There is no clear-cut etymological explanation, but some think there is a connection. In A History of the Japanese Language (2010), Frellesvig says:
The suffixes which attach to the infinitive [i.e. renyokei] are [...] transparently agglutinating and their use as suffixes seems to be younger [than suffixes attaching to the mizenkei, which Frellesvig argues were originally suffixes beginning with /a-/ and attaching directly to the verb stem]. It is possible to view all of them as being derived from a few elements which are also reflected in a number of other grammatical morphemes in OJ. They fall into two groups: (a) forms in k ~ s, and (b) forms in t ~ n. It is likely that both sets reflect earlier copulas which were morphologized.
The k ~ s forms involve both of the past tense auxiliaries, -i(ki) and -(i)kyeri (of which the modal past seems to be derived from the simple past: kyer- < ki-ar-). The forms of the adjectival copula [by this he means endings like /-ki/, /-si/, etc.] overlap to a large extent with the past tense auxiliaries [...] This suggests that these are different morphologizations of the same (copula) material, and lends further support to the analysis of the adjectival endings as a restricted copula. Note also that the k ~ s alternation is exhibited by the adjectival copula infinitive -ku and the * -su which takes part in formation of the innovative negative forms [here he means /-zu/ and so on, which he derives from /-ni.su/] [...] The morpho-syntactic similarities between the adjectival infinitive and the negative infinitive are easier to explain if, as suggested here, they originate in variant copla forms. It is further possible that the verb se- "do", the focus particles so and ka [...] and the demonstratives ko and so [...] are root-related to these forms.
(Bold mine, everything in [square brackets] mine.)
So, there you go: a grand theory which does indeed link five of your six data points (adjectival /-ki/, /-si/, and /-ku/ + verbal simple past auxiliary /ki/ and /si/) together, albeit hand-wavily.
It's important to note that this is all speculation; by the time people started writing things down in OJ, any root-relations were long in the past. But when it comes to proto-Old Japanese, very little speculation is as informed as Frellesvig's.
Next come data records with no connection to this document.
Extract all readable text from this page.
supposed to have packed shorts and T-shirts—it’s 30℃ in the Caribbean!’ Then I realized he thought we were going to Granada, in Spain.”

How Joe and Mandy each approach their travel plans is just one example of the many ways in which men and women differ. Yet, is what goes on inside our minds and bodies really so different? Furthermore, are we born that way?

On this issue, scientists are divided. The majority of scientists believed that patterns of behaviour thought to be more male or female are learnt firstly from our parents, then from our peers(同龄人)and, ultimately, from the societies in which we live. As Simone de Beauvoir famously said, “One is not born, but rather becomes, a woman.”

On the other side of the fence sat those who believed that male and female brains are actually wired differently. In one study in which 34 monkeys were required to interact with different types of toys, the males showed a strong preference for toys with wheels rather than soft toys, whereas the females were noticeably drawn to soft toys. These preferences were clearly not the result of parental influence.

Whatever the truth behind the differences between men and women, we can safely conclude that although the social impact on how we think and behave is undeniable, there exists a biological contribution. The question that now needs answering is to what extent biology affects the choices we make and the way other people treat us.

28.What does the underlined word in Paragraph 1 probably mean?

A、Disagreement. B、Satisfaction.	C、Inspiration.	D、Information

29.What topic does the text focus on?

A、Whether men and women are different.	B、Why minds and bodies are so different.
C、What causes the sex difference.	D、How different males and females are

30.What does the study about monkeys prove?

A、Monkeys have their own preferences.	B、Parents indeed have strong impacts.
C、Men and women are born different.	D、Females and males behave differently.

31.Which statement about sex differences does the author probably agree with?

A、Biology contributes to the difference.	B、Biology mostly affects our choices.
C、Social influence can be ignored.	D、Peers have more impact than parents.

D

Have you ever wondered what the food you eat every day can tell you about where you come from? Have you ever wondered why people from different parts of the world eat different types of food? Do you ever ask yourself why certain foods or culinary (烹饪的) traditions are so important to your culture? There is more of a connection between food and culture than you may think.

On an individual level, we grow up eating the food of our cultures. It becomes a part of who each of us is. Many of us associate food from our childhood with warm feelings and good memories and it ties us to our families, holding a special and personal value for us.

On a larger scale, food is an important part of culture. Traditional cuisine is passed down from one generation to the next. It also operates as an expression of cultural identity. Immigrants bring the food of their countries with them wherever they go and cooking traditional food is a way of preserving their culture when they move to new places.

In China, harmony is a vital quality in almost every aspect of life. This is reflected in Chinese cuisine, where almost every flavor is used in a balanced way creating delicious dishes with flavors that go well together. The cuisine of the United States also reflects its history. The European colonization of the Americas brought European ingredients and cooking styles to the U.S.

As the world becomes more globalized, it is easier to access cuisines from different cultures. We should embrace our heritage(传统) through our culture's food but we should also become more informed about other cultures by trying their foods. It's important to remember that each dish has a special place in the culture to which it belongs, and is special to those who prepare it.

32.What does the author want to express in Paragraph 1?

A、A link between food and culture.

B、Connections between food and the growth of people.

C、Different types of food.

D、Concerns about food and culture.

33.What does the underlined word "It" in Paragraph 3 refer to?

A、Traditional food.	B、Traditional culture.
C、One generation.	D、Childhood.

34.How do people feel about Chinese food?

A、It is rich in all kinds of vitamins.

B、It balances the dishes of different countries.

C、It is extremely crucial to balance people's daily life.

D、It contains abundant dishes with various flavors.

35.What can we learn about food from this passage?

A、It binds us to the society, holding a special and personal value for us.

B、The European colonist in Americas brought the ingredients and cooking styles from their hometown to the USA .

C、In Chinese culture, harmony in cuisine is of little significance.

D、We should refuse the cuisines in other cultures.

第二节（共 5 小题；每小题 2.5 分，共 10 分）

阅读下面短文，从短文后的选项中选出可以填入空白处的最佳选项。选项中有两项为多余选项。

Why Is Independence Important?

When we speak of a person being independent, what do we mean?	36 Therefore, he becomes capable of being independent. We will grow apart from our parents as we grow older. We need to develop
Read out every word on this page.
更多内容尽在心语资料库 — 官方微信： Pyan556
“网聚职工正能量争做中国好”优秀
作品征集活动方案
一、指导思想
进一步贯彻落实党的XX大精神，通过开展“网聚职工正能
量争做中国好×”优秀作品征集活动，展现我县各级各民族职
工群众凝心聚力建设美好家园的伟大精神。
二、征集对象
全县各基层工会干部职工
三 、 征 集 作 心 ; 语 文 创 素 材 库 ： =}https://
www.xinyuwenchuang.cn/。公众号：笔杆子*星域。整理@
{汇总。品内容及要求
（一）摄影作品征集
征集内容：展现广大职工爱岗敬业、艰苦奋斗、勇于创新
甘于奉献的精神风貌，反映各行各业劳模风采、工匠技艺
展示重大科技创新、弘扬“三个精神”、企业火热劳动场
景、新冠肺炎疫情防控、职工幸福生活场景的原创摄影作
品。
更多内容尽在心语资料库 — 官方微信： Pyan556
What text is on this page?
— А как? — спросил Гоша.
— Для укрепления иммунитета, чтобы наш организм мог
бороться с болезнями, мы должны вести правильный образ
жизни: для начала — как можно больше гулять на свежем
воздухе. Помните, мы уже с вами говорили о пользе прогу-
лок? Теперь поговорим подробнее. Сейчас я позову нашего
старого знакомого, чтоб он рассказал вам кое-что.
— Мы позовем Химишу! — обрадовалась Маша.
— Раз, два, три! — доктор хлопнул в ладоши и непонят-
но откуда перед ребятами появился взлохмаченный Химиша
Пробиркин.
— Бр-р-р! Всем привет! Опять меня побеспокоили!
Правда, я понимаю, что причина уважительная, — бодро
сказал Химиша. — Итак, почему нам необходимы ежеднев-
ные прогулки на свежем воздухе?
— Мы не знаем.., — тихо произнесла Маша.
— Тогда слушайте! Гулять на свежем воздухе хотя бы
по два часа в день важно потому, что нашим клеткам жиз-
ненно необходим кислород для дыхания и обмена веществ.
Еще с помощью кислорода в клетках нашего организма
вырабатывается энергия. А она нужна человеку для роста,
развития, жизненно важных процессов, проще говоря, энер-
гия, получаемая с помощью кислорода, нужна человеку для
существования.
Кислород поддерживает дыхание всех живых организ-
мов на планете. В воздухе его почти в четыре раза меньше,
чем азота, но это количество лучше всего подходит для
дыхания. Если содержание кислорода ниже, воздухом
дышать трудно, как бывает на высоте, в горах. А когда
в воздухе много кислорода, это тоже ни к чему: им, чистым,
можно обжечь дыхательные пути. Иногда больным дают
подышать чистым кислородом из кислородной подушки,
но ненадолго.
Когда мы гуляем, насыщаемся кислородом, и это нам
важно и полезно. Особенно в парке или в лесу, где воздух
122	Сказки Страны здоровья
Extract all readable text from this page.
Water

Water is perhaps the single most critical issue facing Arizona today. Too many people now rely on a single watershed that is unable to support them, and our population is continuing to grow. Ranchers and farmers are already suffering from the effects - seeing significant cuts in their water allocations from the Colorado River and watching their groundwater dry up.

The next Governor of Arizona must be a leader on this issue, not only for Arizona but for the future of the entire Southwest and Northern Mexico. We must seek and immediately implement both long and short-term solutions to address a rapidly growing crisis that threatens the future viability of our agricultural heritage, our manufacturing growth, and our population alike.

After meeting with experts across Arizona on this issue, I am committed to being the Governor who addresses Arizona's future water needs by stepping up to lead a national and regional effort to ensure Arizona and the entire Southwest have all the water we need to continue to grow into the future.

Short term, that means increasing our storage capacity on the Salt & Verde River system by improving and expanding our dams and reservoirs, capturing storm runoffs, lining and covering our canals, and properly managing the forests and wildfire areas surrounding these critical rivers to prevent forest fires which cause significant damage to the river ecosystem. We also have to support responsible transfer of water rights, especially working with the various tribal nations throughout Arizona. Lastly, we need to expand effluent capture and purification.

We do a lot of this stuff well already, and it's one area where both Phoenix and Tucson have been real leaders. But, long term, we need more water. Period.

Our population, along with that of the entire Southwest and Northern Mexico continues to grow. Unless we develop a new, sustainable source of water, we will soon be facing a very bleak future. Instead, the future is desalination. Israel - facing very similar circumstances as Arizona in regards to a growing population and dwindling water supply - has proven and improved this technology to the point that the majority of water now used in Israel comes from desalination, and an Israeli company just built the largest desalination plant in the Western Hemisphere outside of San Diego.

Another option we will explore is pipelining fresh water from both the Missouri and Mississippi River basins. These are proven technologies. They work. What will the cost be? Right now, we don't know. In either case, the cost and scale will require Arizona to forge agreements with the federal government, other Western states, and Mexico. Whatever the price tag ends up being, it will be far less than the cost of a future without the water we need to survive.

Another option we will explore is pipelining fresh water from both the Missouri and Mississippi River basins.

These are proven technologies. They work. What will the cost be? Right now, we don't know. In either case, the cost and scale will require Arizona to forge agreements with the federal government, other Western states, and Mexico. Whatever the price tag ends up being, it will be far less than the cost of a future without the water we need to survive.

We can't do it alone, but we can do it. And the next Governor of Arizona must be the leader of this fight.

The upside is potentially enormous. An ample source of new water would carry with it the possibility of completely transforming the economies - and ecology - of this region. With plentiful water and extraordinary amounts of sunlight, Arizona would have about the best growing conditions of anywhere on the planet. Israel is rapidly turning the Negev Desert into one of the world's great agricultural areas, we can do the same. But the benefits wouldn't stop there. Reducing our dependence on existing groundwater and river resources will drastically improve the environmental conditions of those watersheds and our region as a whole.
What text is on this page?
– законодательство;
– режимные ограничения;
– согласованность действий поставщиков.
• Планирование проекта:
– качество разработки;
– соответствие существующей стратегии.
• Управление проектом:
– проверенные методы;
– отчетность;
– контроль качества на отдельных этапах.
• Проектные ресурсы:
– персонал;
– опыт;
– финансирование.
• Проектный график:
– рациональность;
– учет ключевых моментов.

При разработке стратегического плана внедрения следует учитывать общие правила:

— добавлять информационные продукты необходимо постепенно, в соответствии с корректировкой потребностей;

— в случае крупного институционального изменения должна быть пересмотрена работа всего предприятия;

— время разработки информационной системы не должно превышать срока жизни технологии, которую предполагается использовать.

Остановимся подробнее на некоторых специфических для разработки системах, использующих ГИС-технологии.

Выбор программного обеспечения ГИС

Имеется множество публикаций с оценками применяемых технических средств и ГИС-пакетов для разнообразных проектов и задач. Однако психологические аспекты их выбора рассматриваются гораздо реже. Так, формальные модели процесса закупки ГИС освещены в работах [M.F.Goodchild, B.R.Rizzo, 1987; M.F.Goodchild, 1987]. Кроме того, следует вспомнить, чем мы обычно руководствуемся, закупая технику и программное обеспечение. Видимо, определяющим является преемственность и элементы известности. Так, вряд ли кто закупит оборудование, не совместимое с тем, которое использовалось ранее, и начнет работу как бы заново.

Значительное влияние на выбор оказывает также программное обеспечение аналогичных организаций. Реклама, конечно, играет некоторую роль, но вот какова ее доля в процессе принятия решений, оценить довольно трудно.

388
Your final data point, the similarity between the adjectival infinitive ending /-ku/ and the adnominal verb ending /-u/ (as dainichi says, the ending in question only happens to be /ku/ in verbs with a stem ending in /k/, like /ik.u/) doesn't fit into this pattern at all. Since the /k/ is a red herring, really the only similarity is that it's a one-mora ending with the vowel /u/. But note that for vowel-stem and irregular verbs the ending is /-(u)ru/; meanwhile, in Eastern Old Japanese attributives sometimes end in /-(w)o/ instead of /-u/, but the adjectival /-ku/ ending never changes to an o-form. So even the vowel similarity isn't all that strong. There doesn't seem to be much of a case for a connection there.
Edit: Wait, I forgot one other non-repeated data point: infinitive /-i/ for verbs vs adnominal /-ki/ for adjectives. Here, too, though, it boils down to a single vowel -- and if you reject the connection between /-u/ and /-ku/, there's not even a semantic connection. Nothing to explain, in other words, except maybe a very general "How come so many OJ verbal/adjectival endings end in /i/ or /u/?"